Honored by BM&FBOVESPA for Brazil’s investment grade rating, President Lula reiterated that the goal is to maintain economic stability.
“Also in the capital market sector, Brazil is no longer a colony: it is a developed nation.” This statement was made on June 16, 2008 by President Luiz Inácio Lula da Silva (Lula) during a ceremony where he was honored by BM&FBOVESPA, the world’s third largest exchange by market value, for the country’s investment grade rating.
Besides President Lula, the following people participated in the event held at the BOVESPA building: the Minister of Economy, Mr. Guido Mantega; the Minister of Development, Mr. Miguel Jorge; the Governor of the Central Bank of Brazil, Mr. Henrique Meirelles; the Mayor of the City of São Paulo, Mr. Gilberto Kassab; the former Chairmen of BM&F, Mr. Manoel Felix Cintra Neto, and BOVESPA, Mr. Raymundo Magliano, the Chairman of BM&FBOVESPA’s Board of Directors, Mr. Gilberto Mifano; and the Chief Executive Officer of BM&FBOVESPA, Mr. Edemir Pinto. President Lula was given a jacket and a cap of the new exchange.
President Lula stated that his presence at the Exchange should be viewed as an “evidence” of the advances made in the economic and political arenas, and then emphasized that Brazil has reached a “common ground” which allows him, as the country’s President, to receive and wear the cap which represents the “landless movement, the labor unions and BM&FBOVESPA.”
President Lula said that he has no party commitments—“But only those related to my soccer team, Corinthians”—and cited the result of the Madeira River power plant auction, where the MW/h prices were below expectations, as an example of how free market mechanisms ensured that the people were the big winners in the auction.
President Lula also availed himself of the opportunity to send a strong message to the market: “Our Administration is responsible for maintaining economic stability,” he emphasized. After citing several measures aimed at keeping prices under control, such as the fact that the growth rate for government expenditures this year was lower than the growth rates for the GNP, the IOF tax and the interest rates, the President said that the responsibility for maintaining stability belongs to everyone, not only to the Central Bank of Brazil, and promised that short-term problems will not adversely impact on the continuation of sustainable growth with social inclusion. “We need ten years more of sustainable growth” to erase all the wrongs which followed a period of “twenty years of no-growth.”

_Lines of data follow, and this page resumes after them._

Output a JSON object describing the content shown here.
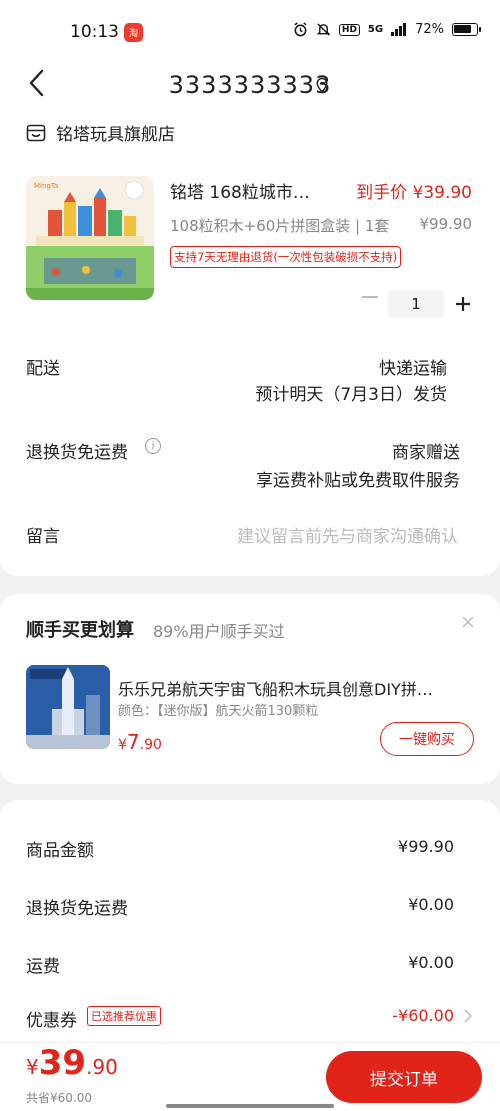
{
  "status_bar": {
    "time": "10:13",
    "battery": "72%",
    "network": "5G",
    "hd": "HD"
  },
  "header": {
    "title": "3333333333"
  },
  "store": {
    "name": "铭塔玩具旗舰店"
  },
  "product": {
    "title": "铭塔 168粒城市…",
    "price_label": "到手价 ¥39.90",
    "spec": "108粒积木+60片拼图盒装 | 1套",
    "original_price": "¥99.90",
    "return_tag": "支持7天无理由退货(一次性包装破损不支持)",
    "quantity": "1"
  },
  "shipping": {
    "label": "配送",
    "method": "快递运输",
    "eta": "预计明天（7月3日）发货"
  },
  "return_shipping": {
    "label": "退换货免运费",
    "value": "商家赠送",
    "detail": "享运费补贴或免费取件服务"
  },
  "note": {
    "label": "留言",
    "placeholder": "建议留言前先与商家沟通确认"
  },
  "addon": {
    "title": "顺手买更划算",
    "subtitle": "89%用户顺手买过",
    "name": "乐乐兄弟航天宇宙飞船积木玩具创意DIY拼…",
    "color_label": "颜色：【迷你版】航天火箭130颗粒",
    "price_symbol": "¥",
    "price_main": "7",
    "price_decimal": ".90",
    "button": "一键购买"
  },
  "summary": {
    "goods_label": "商品金额",
    "goods_value": "¥99.90",
    "return_label": "退换货免运费",
    "return_value": "¥0.00",
    "freight_label": "运费",
    "freight_value": "¥0.00",
    "coupon_label": "优惠券",
    "coupon_tag": "已选推荐优惠",
    "coupon_value": "-¥60.00"
  },
  "bottom": {
    "price_symbol": "¥",
    "price_main": "39",
    "price_decimal": ".90",
    "discount_text": "共省¥60.00",
    "submit_label": "提交订单"
  }
}
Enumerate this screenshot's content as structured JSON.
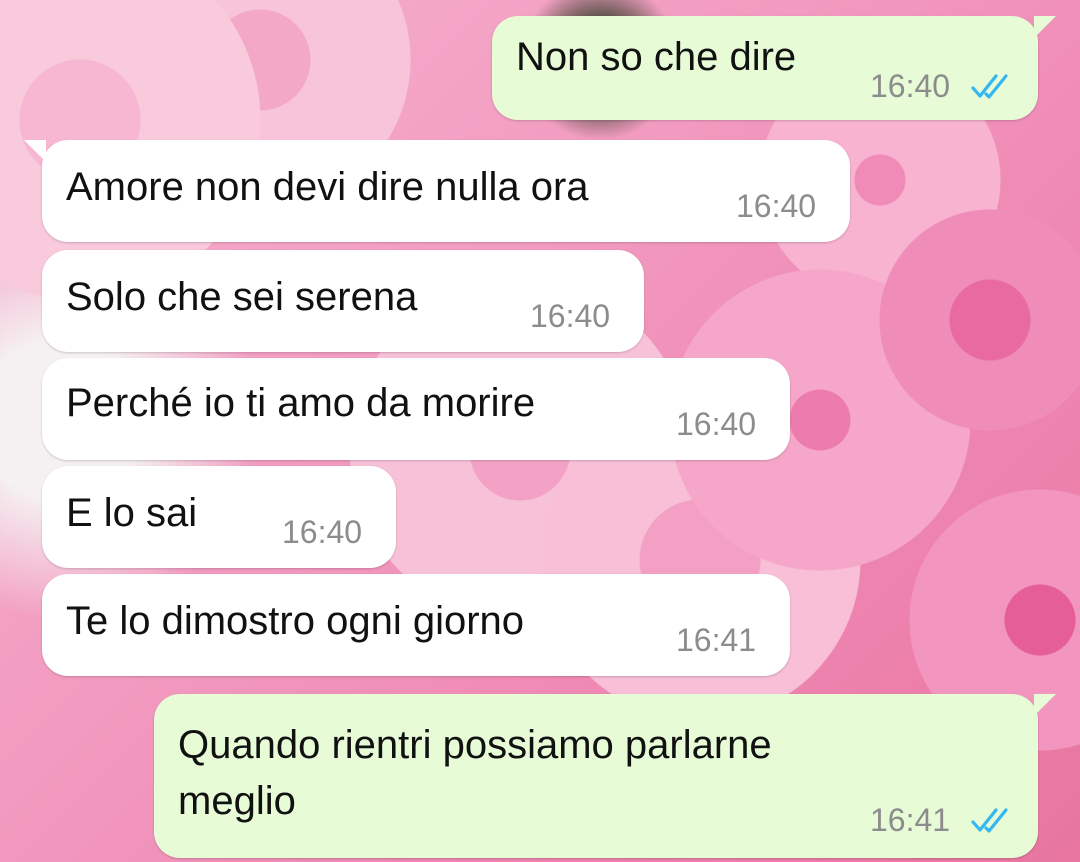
{
  "chat": {
    "messages": [
      {
        "direction": "outgoing",
        "text": "Non so che dire",
        "time": "16:40",
        "status": "read"
      },
      {
        "direction": "incoming",
        "text": "Amore non devi dire nulla ora",
        "time": "16:40"
      },
      {
        "direction": "incoming",
        "text": "Solo che sei serena",
        "time": "16:40"
      },
      {
        "direction": "incoming",
        "text": "Perché io ti amo da morire",
        "time": "16:40"
      },
      {
        "direction": "incoming",
        "text": "E lo sai",
        "time": "16:40"
      },
      {
        "direction": "incoming",
        "text": "Te lo dimostro ogni giorno",
        "time": "16:41"
      },
      {
        "direction": "outgoing",
        "text_line1": " Quando rientri possiamo parlarne",
        "text_line2": "meglio",
        "time": "16:41",
        "status": "read"
      }
    ]
  },
  "icons": {
    "read_receipt": "double-check-icon"
  },
  "colors": {
    "incoming_bubble": "#ffffff",
    "outgoing_bubble": "#e7fcd6",
    "read_tick": "#34b7f1",
    "timestamp": "#8c8c8c"
  }
}
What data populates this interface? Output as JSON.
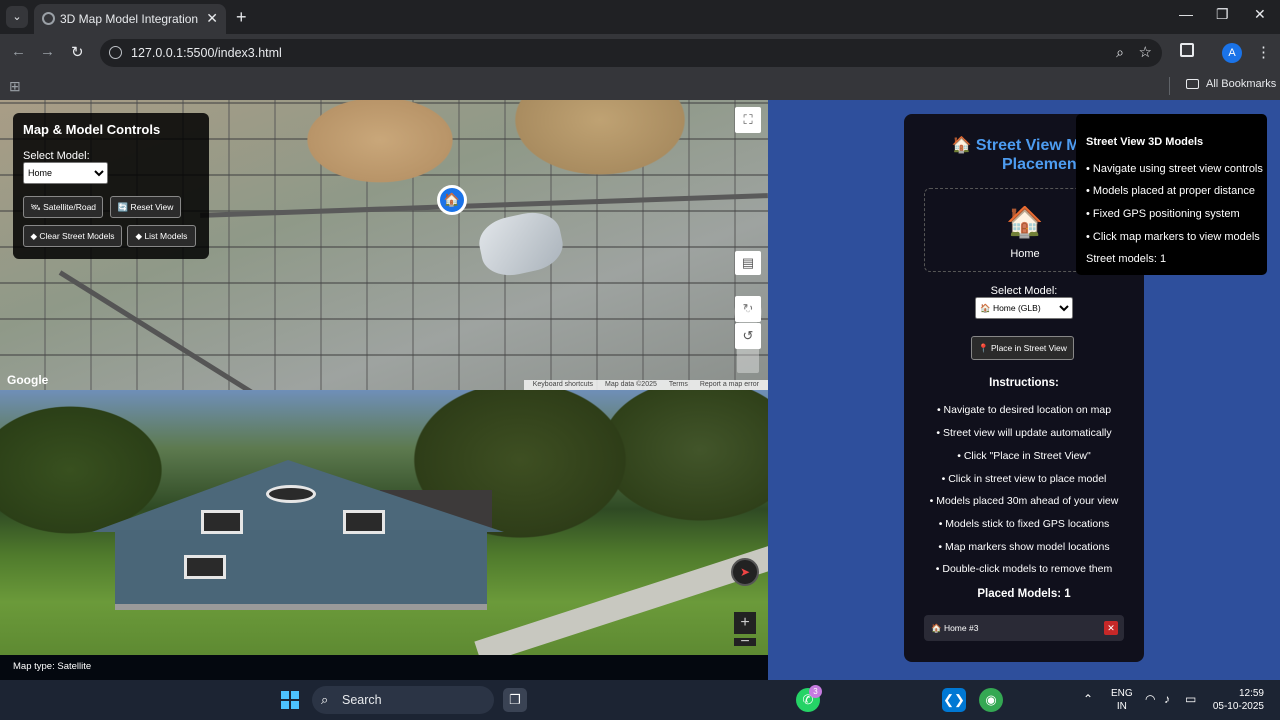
{
  "browser": {
    "tab_title": "3D Map Model Integration",
    "url": "127.0.0.1:5500/index3.html",
    "profile_initial": "A",
    "bookmarks_label": "All Bookmarks"
  },
  "controls": {
    "title": "Map & Model Controls",
    "select_label": "Select Model:",
    "selected_model": "Home",
    "buttons": {
      "satellite": "🛰 Satellite/Road",
      "reset": "🔄 Reset View",
      "clear": "◆ Clear Street Models",
      "list": "◆ List Models"
    }
  },
  "map": {
    "google_logo": "Google",
    "attribution": [
      "Keyboard shortcuts",
      "Map data ©2025",
      "Terms",
      "Report a map error"
    ],
    "marker_icon": "home-icon"
  },
  "status": {
    "map_type": "Map type: Satellite"
  },
  "placement": {
    "title": "Street View Model Placement",
    "preview_label": "Home",
    "select_label": "Select Model:",
    "selected_model": "🏠 Home (GLB)",
    "place_button": "📍 Place in Street View",
    "instructions_title": "Instructions:",
    "instructions": [
      "• Navigate to desired location on map",
      "• Street view will update automatically",
      "• Click \"Place in Street View\"",
      "• Click in street view to place model",
      "• Models placed 30m ahead of your view",
      "• Models stick to fixed GPS locations",
      "• Map markers show model locations",
      "• Double-click models to remove them"
    ],
    "placed_title": "Placed Models: 1",
    "placed_items": [
      "🏠 Home #3"
    ]
  },
  "street_info": {
    "title": "Street View 3D Models",
    "lines": [
      "• Navigate using street view controls",
      "• Models placed at proper distance",
      "• Fixed GPS positioning system",
      "• Click map markers to view models"
    ],
    "count": "Street models: 1"
  },
  "taskbar": {
    "search_label": "Search",
    "whatsapp_badge": "3",
    "lang_line1": "ENG",
    "lang_line2": "IN",
    "time": "12:59",
    "date": "05-10-2025"
  }
}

Commenting on the capital market as one of the “country’s growth engines” and that he is willing to discuss new measures for the regulatory and fiscal areas, President Lula concluded his speech by “congratulating” those who, like himself, “believed that Brazil could achieve the current economic conditions,” which he described as being “close to Heaven. The capital market plays a key role in this phase in our history and its figures clearly demonstrate this fact,” he said. “I would like to take this moment to acknowledge the great job that you are doing in our country. Brazil needs BM&FBOVESPA and BM&FBOVESPA needs Brazil,” he added.